Question

How to graph a parabola `y=(x-3)^2 +5`?

Answer 1

The equation `y = (x-3)^2+5` is in vertex form, so you can quickly deduce that the vertex is at `(3, 5)` and axis of symmetry is `x=3`

The parabola intercepts the `y` axis at `(0, 14)`.

Explanation:

Vertex form of the equation of a parabola with vertical axis is:

`y = a(x-x_0)^2 + y_0`, where `a != 0` is a constant and `(x_0, y_0)` is the vertex.

The axis of symmetry is `x=x0`.

The intercept with the `y` axis can be found by substituting `x=0` into the equation to get:

`y = a(0-x_0)^2 + y_0 = ax_0^2 + y_0`

In our case `a=1`, `x_0 = 3` and `y_0 = 5`

So the vertex is `(x_0, y_0) = (3, 5)`, the axis of symmetry is `x = x_0 = 3`.

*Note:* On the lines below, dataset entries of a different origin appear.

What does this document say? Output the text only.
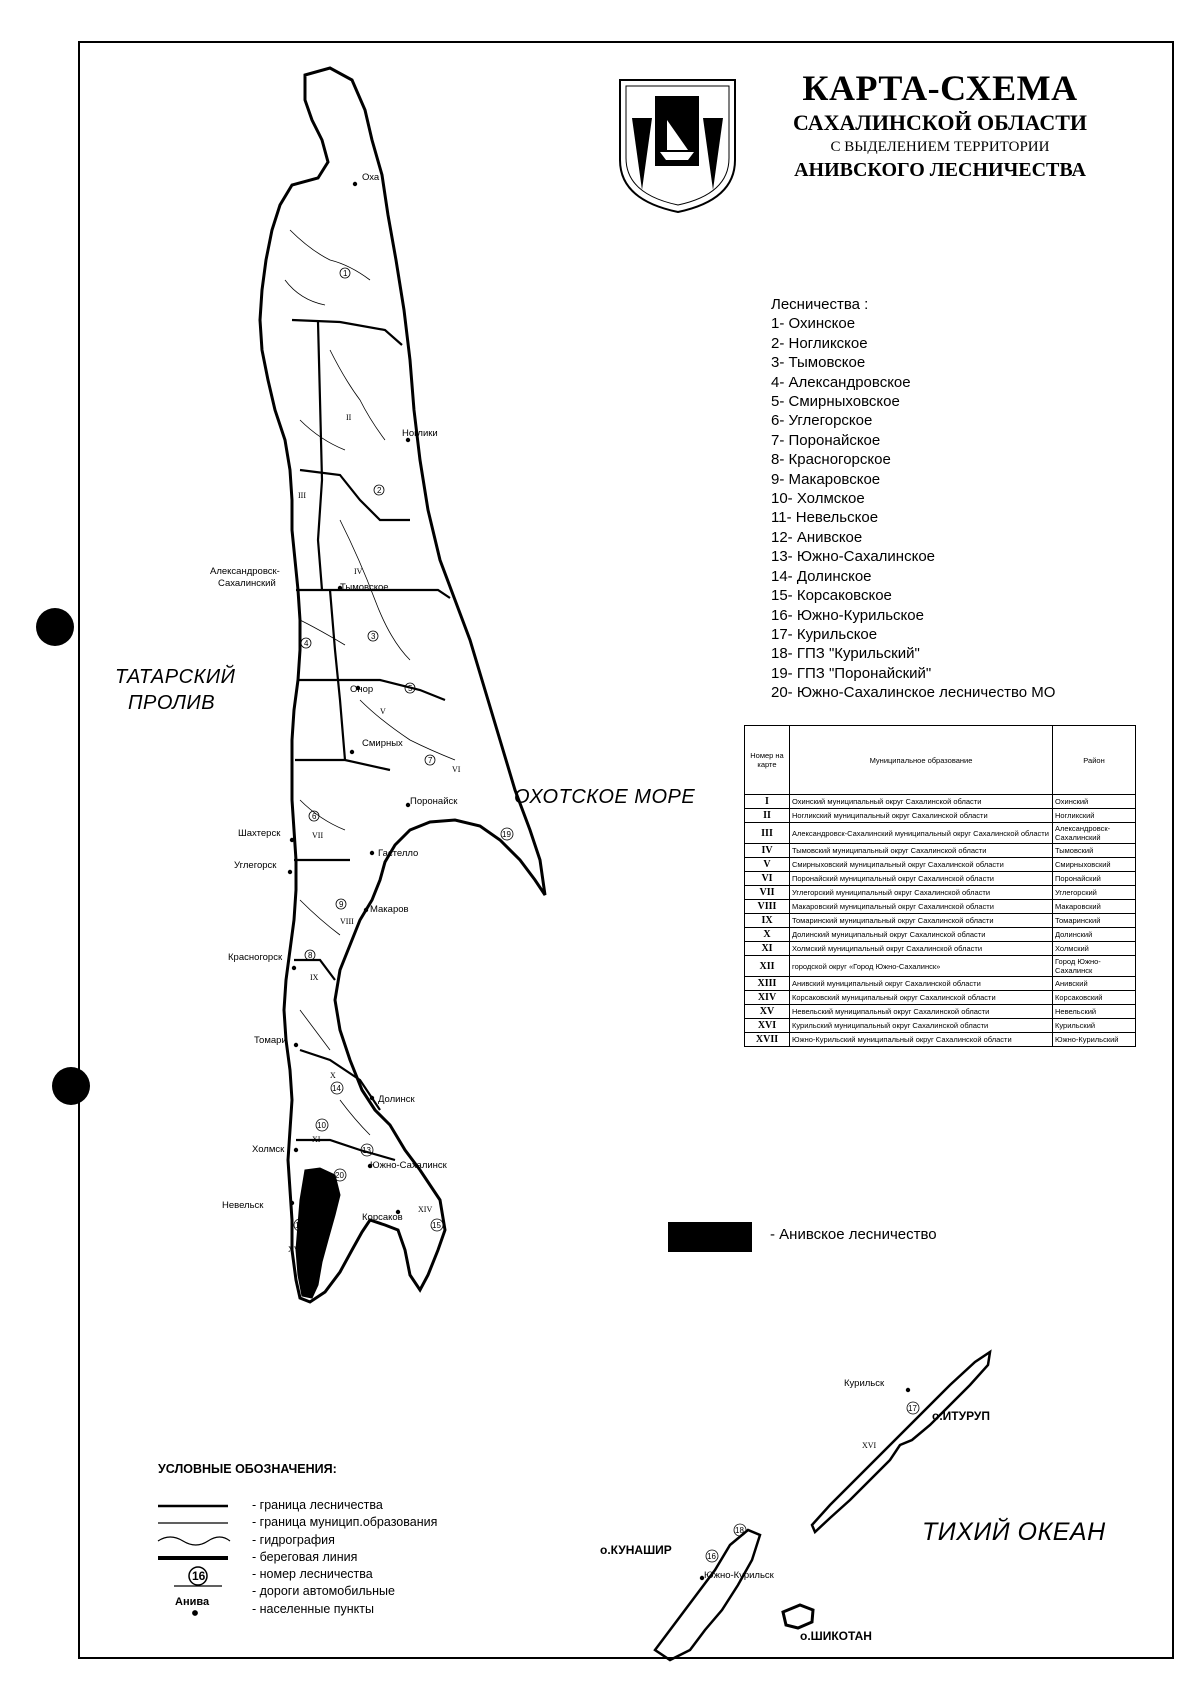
Оха
Ноглики
Александровск-
Сахалинский	Тымовское
Онор
Смирных
Поронайск
Шахтерск
Углегорск
Гастелло
Макаров
Красногорск
Томари
Долинск
Холмск
Южно-Сахалинск
Невельск
Корсаков
Курильск
Южно-Курильск
1
2
3
4
5
6
7
8
9
10
11
13
14
15
16
17
18
19
20
II
III
IV
V
VI
VII
VIII
IX
X
XI
XIV
XV
XVI
о.ИТУРУП
о.КУНАШИР
о.ШИКОТАН
16
Анива
КАРТА-СХЕМА
САХАЛИНСКОЙ ОБЛАСТИ
С ВЫДЕЛЕНИЕМ ТЕРРИТОРИИ
АНИВСКОГО ЛЕСНИЧЕСТВА
Лесничества :
1- Охинское
2- Ногликское
3- Тымовское
4- Александровское
5- Смирныховское
6- Углегорское
7- Поронайское
8- Красногорское
9- Макаровское
10- Холмское
11- Невельское
12- Анивское
13- Южно-Сахалинское
14- Долинское
15- Корсаковское
16- Южно-Курильское
17- Курильское
18- ГПЗ "Курильский"
19- ГПЗ "Поронайский"
20- Южно-Сахалинское лесничество МО
Номер на карте	Муниципальное образование	Район
I	Охинский муниципальный округ Сахалинской области	Охинский
II	Ногликский муниципальный округ Сахалинской области	Ногликский
III	Александровск-Сахалинский муниципальный округ Сахалинской области	Александровск-Сахалинский
IV	Тымовский муниципальный округ Сахалинской области	Тымовский
V	Смирныховский муниципальный округ Сахалинской области	Смирныховский
VI	Поронайский муниципальный округ Сахалинской области	Поронайский
VII	Углегорский муниципальный округ Сахалинской области	Углегорский
VIII	Макаровский муниципальный округ Сахалинской области	Макаровский
IX	Томаринский муниципальный округ Сахалинской области	Томаринский
X	Долинский муниципальный округ Сахалинской области	Долинский
XI	Холмский муниципальный округ Сахалинской области	Холмский
XII	городской округ «Город Южно-Сахалинск»	Город Южно-Сахалинск
XIII	Анивский муниципальный округ Сахалинской области	Анивский
XIV	Корсаковский муниципальный округ Сахалинской области	Корсаковский
XV	Невельский муниципальный округ Сахалинской области	Невельский
XVI	Курильский муниципальный округ Сахалинской области	Курильский
XVII	Южно-Курильский муниципальный округ Сахалинской области	Южно-Курильский
- Анивское лесничество
ТАТАРСКИЙ
ПРОЛИВ
ОХОТСКОЕ МОРЕ
ТИХИЙ ОКЕАН
УСЛОВНЫЕ ОБОЗНАЧЕНИЯ:
- граница лесничества
- граница муницип.образования
- гидрография
- береговая линия
- номер лесничества
- дороги автомобильные
- населенные пункты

The parabola is U-shaped since `a > 0`. graph{(x-3)^2+5 [-18.58, 21.42, -1.76, 18.24]}

The intercept with the `y` axis is where

`x=0` and

`y = ax_0^2+y_0 = 1*3^2+5 = 9+5 = 14`

that is `(0, 14)`.

The parabola does not intercept the `x` axis, since the minimum value of `y` is `5`.